Certainly, any good Mahler nutcase could appreciate Aho's antiphonal effects. Here goes:
KALEVI AHO
Symphony No. 12 "Luosto"
Taina Piira (soprano); Aki Alamikkotervo (tenor); Hannu Lehtonen (saxophone)
Lahti Symphony Orchestra
Chamber Orchestra of Lapland
John Storgards
BIS- 1676(SACD)
No Reference Recording
rating: 10/10
Kalevi Aho loves a challenge, though at times (as in his recent disc of concertos for contrabassoon and tuba) the effort can seem more an end in itself than a musically rewarding experience. Not so here. His Twelfth Symphony is a bold extravaganza for full orchestra, distant chamber orchestra, and extra brass and percussion "in the round". It was composed for performance in an outdoor amphitheater in Luosto, Lapland, and requires about 120 players and two singers whose wordless vocalise recalls similar moments in Nielsen's Third Symphony. This, then, is nature music--at least for the most part--supremely evocative and atmospheric (and full of arresting, attractive melodic invention).

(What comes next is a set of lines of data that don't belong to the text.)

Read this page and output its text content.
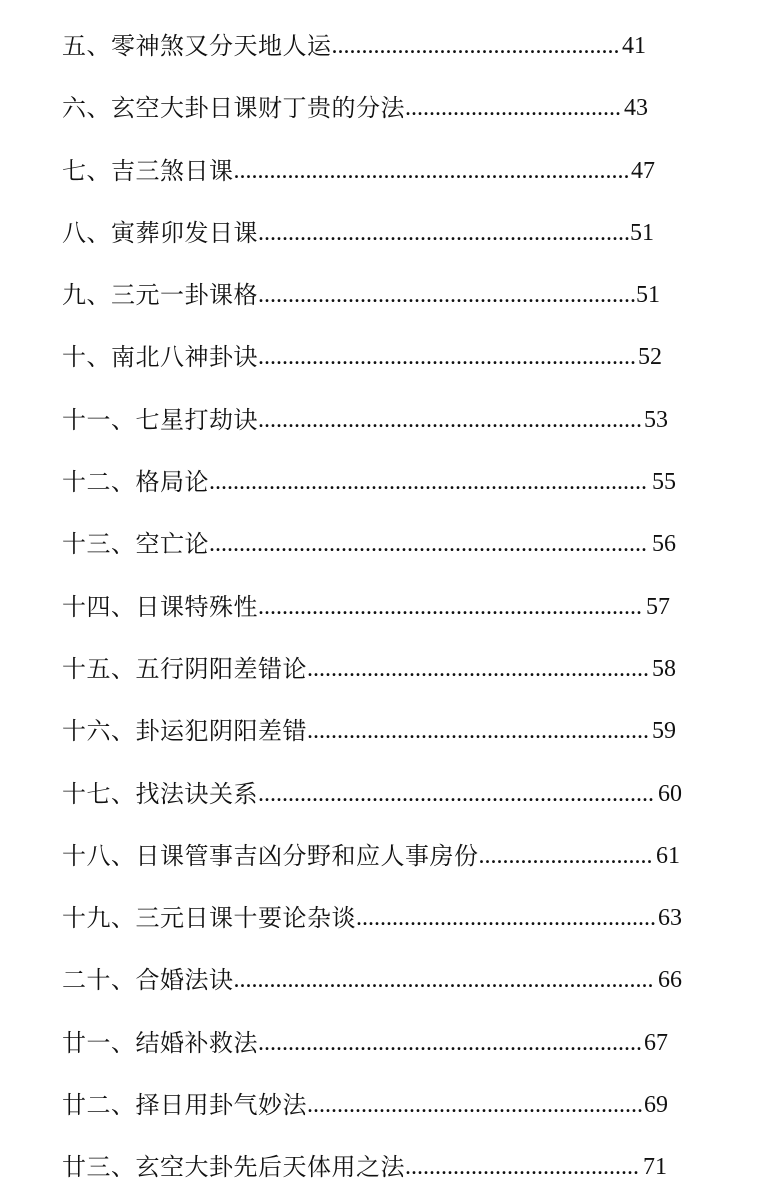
五、零神煞又分天地人运................................................ 41
六、玄空大卦日课财丁贵的分法.................................... 43
七、吉三煞日课..................................................................47
八、寅葬卯发日课..............................................................51
九、三元一卦课格...............................................................51
十、南北八神卦诀...............................................................52
十一、七星打劫诀................................................................53
十二、格局论......................................................................... 55
十三、空亡论......................................................................... 56
十四、日课特殊性................................................................ 57
十五、五行阴阳差错论......................................................... 58
十六、卦运犯阴阳差错......................................................... 59
十七、找法诀关系.................................................................. 60
十八、日课管事吉凶分野和应人事房份............................. 61
十九、三元日课十要论杂谈..................................................63
二十、合婚法诀...................................................................... 66
廿一、结婚补救法................................................................67
廿二、择日用卦气妙法........................................................69
廿三、玄空大卦先后天体用之法....................................... 71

The piece begins with some primal drumming and ends with a whopper of a storm as vivid as the finale of Aho's equally magnificent Symphonic Dances. In between there's a "darkness to light" second movement that reveals Aho's newly found love of the contrabassoon far more appropriately than his "symphony" for said instrument, followed by a lyrical "Song in the Fells" featuring the tenor and soprano soloists, plus saxophone.
Obviously a piece such as this was made for SACD recording, and BIS's engineers have captured the "surround" experience with exceptional vividness. That said, I still prefer to listen in regular stereo, and would sooner die than hear the thing outdoors, as originally intended. Happily, the work's musical substance is more than strong enough that its impact emerges just as powerfully through two speakers. So if you haven't invested in a surround system you have nothing to worry about. It goes without saying that the performance is outstanding, with John Storgards coaxing his battalion of players to produce a wonderfully full, integrated sonic experience. In other words, the spacial element sounds natural, not gimmicky, and the performance has as much to do with that as does the engineering. A wonderful disc for the adventurous.